HARRISONBURG — It took all of 15 seconds into a post-practice interview for James Madison lacrosse coach Shelley Klaes-Bawcombe to shed a tear.
“My goal was to win and win big, but I’ve enjoyed it so much that I can’t believe 11 years here has passed by so quickly,” she said, while wiping away the tear that trickled down her face. “I’m even getting emotional just thinking about it right now.”
As her players cleared the field and the sky darkened above the bright lights shining down on Sentara Park on Thursday evening, Klaes-Bawcombe realized she is on the verge of something more sentimental to her than statistically significant to anyone else.
JMU’s 11-10 victory over Connecticut on Sunday gave Klaes-Bawcombe win No. 118 at the school, tying her with former Madison coach Dee McDonough for the program’s all-time wins record. If the Dukes can knock off High Point today at 1 p.m. in Harrisonburg, Klaes-Bawcombe will top the charts alone, passing the coach she used to play for.
“I knew in my junior year here that I wanted to be the coach at JMU one day,” Klaes-Bawcombe, who wore the uniform for Madison in mid-1990s, said. “Then, when my name is being compared to a name like Dee McDonough, someone who I have the utmost respect for because she brought me here, she believed in me and taught me what being a great coach looked like, it’s just an incredible thing for me.”
In her coaching tenure at JMU, Klaes-Bawcombe has led her teams to four NCAA Tournament appearances. JMU has earned a Top 20 national ranking nine times since she got the job prior to the 2007 season.
Her players say Klaes-Bawcombe’s best attribute is her ability to relate to them as individuals.
“You could call her up about anything at anytime and it isn’t awkward or anything,” senior goalkeeper Emily Poelma said. “You know she’ll answer.

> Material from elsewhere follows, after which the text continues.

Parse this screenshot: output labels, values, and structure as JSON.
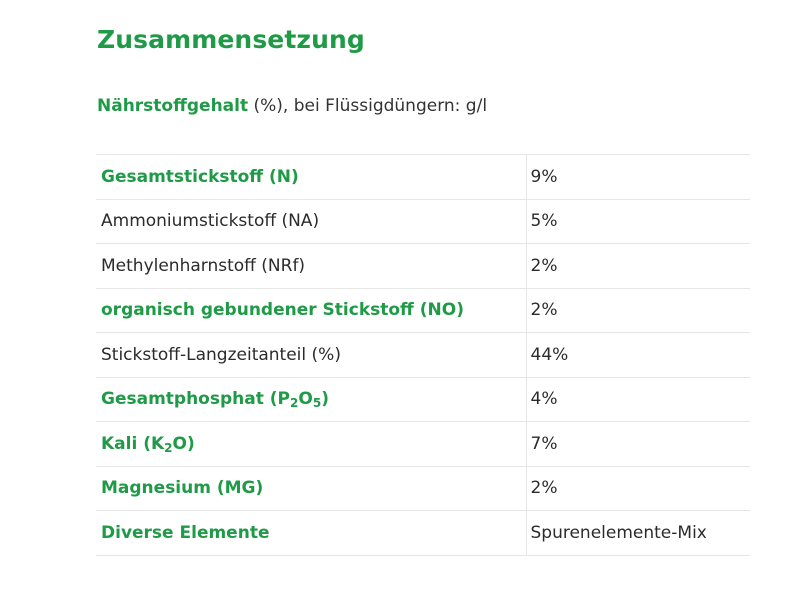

“She went to JMU. She was a JMU student-athlete, so she knows what the school has to offer, so she supports the players beyond just lacrosse.”
Junior defender Rebecca Tooker, who was named Colonial Athletic Association Defensive Player of the Week on Tuesday, said she could tell early in the recruiting process that Klaes-Bawcombe cared like no other coach that was recruiting her.
Tooker, a native of Eastport, N.Y., on Long Island, was recruited by North Carolina, Florida, and Delaware among others before electing to play for Klaes-Bawcombe.
“I got off the phone one day with her, and I was like, ‘I want to come here,’” Tooker said. “It was probably a few weeks after a tournament, and she said she had remembered this play, that play and this play that I had played on defense.
“There are so many girls that these coaches recruit and for her to remember that specific thing about me, it felt like she wanted me and that I should want to play for her.”
Senior attacker Leah Monticello said the relationship doesn’t stop growing once Klaes-Bawcombe gets the player to commit during the recruiting process.
“My freshman year was more of a scary year, so I’d say I was more timid,” Monticello said. “But then going into her office more and more, I’d say Shelley is the closest coach I’ve ever had in my 12 years of playing lacrosse, and it’s an incredible feeling to have a coach that is so personable.”
Klaes-Bawcombe said the point she makes to show she is approachable and relatable has enabled consistent on-field play by her teams year after year.
Poelma said Klaes-Bawcombe doesn’t put any restrictions on what her players can or cannot study as far as choosing a major goes and allows the girls to participate in any extra-curricular activity outside of the sport that they’d want to be part of, as long as it doesn’t interfere with lacrosse.
“We are technically a mid-major competing for a national championship,” Klaes-Bawcombe said. “So when I present this experience at James Madison to these athletes and they’re trying to decide between JMU and Notre Dame or JMU and U.Va., or JMU and Georgetown, all these incredible athletic and academic programs, we have to have something that we can give them that the other schools can’t.
“The opportunity to get the best out of a university and to take advantage of everything we have to offer you, I think is a huge sell and it’s something the girls have bought into.”
The 2017 Dukes feature a roster that was turned over after losing eight players to graduation from the 2016 team. Last year’s squad reached the CAA championship game and NCAA Tournament, losing 9-8 to Stanford in the Los Angeles Coliseum.
Despite dramatic personnel changes, Klaes-Bawcombe has JMU off to a 3-1 start and ranked No. 19 in the Division I Coaches Poll.
“It reinforces the foundation that we’re trying to build well-rounded women and not just lacrosse players here,” Klaes-Bawcombe said. “I think sometimes as coaches in the pursuit of winning, we forget that the process matters.
“If we commit to developing them as people — the social development, academic development and athletic development — we’re going to get way more than we ever expected from each individual.”